Reliable way to only get the email text, excluding previous emails

Question

I'm creating a basic system that allows users to reply to a thread on the website via email. However, most email clients include the text of the previous emails in their reply emails. This text is unwanted on the website.

Is there a reliable way in which I can extract only the new message, without prior knowledge about the earlier emails? I'm using the email class of Python.

---

Example message:

Content-Type: text/plain; charset=ISO-8859-1

test message!

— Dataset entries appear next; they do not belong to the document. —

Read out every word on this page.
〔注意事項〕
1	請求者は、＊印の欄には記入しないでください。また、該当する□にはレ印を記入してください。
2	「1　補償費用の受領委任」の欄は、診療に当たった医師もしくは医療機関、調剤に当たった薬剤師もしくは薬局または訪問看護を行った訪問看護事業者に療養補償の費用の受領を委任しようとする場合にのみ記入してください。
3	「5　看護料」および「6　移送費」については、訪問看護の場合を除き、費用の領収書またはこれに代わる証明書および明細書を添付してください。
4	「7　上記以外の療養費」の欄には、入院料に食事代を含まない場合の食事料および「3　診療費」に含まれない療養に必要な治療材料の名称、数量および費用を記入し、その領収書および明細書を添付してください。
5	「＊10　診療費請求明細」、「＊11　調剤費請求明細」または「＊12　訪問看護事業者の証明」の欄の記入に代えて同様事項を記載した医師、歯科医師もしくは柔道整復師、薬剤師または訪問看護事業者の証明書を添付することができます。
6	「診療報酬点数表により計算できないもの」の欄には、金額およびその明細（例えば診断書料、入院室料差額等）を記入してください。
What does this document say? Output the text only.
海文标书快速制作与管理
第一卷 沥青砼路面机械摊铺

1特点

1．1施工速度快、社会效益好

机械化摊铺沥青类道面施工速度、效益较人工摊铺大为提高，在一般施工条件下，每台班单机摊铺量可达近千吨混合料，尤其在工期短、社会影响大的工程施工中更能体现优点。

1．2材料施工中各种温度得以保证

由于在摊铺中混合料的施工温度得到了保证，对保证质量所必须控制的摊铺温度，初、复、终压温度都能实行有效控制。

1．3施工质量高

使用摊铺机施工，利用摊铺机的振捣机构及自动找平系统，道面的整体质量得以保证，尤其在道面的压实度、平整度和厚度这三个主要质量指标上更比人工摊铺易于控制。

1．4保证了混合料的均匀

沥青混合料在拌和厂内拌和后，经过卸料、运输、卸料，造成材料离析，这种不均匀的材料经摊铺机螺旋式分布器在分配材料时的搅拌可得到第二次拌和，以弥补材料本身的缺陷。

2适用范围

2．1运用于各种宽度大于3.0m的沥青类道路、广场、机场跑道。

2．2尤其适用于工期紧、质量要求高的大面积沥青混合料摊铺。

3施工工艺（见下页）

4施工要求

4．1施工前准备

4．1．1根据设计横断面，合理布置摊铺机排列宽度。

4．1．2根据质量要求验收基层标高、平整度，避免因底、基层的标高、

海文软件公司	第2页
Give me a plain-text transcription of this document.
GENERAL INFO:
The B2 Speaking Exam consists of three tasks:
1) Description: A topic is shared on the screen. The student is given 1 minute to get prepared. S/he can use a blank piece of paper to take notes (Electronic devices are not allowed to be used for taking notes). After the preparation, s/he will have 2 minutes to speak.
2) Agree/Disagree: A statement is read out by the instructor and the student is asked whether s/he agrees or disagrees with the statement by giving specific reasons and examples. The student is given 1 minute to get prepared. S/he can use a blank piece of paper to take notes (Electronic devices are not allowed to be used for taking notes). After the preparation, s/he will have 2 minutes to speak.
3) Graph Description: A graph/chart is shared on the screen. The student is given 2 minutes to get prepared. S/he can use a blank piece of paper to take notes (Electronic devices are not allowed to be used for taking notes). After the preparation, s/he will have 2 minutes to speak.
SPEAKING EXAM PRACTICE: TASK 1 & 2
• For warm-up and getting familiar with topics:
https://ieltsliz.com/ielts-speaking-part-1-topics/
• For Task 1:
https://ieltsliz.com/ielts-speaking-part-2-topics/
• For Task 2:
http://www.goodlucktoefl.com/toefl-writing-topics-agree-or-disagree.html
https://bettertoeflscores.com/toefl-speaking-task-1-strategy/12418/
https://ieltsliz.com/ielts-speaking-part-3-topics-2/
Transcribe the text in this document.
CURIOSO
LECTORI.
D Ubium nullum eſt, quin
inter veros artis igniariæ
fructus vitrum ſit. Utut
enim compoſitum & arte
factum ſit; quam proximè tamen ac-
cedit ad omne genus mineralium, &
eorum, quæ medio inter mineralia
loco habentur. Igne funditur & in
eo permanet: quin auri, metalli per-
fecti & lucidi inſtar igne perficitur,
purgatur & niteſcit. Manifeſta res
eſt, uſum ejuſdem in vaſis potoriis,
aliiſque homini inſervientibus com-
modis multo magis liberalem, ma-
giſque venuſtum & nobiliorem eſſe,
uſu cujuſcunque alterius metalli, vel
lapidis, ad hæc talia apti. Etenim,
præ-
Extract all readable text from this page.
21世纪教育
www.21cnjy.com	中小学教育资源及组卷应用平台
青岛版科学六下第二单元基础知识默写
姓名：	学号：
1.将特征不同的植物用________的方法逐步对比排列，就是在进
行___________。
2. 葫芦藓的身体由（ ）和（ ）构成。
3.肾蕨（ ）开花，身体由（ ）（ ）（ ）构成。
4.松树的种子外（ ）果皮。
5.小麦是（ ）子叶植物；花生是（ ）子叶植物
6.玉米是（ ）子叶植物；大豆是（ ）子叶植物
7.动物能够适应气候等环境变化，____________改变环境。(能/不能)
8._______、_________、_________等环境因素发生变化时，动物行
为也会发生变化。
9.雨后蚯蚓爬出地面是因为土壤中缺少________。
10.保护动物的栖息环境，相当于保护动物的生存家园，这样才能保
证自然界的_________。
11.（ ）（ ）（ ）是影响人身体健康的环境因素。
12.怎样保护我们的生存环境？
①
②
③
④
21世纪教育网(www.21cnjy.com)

This is the part I want.

On Thu, Mar 24, 2011 at 3:51 PM, <[email protected]> wrote:

> Hi!
>
> Herman just posted a comment on the website:
>
>
> From: Herman
> "Hi there! I might be interested"
>
>
> Regards,
> The Website Team
> http://www.test.com
>

This is a reply message from gmail, I'm sure other clients might do it differently. A good start would probably be to ignore the lines that start with >, but there could also be lines like that in between the new message, and then they probably should be kept. I'll also still have the content-type line and the date line.

Answer 1

The answer @LAMRIN TAWSRAS gave will work for parsing the text before the Gmail date expression only if a match is found, otherwise an error will be thrown. Also, there isn't a need to search the entire message for multiple date expressions, you just need the first one found. Therefore, I would refine his solution to use re.search():

def get_body_before_gmail_reply_date(msg):
  body_before_gmail_reply = msg
  # regex for date format like "On Thu, Mar 24, 2011 at 3:51 PM"
  matching_string_obj = re.search(r"\w+\s+\w+[,]\s+\w+\s+\d+[,]\s+\d+\s+\w+\s+\d+[:]\d+\s+\w+.*", msg)
  if matching_string_obj:
    # split on that match, group() returns full matched string
    body_before_gmail_reply_list = msg.split(matching_string_obj.group())
    # string before the regex match, so the body of the email
    body_before_gmail_reply = body_before_gmail_reply_list[0]
  return body_before_gmail_reply

Answer 2

I think this should work

import re
string_list = re.findall(r"\w+\s+\w+[,]\s+\w+\s+\d+[,]\s+\d+\s+\w+\s+\d+[:]\d+\s+\w+.*", strings) # regex for On Thu, Mar 24, 2011 at 3:51 PM
res = strings.split(string_list[0]) # split on that match
print(res[0]) # get before string of the regex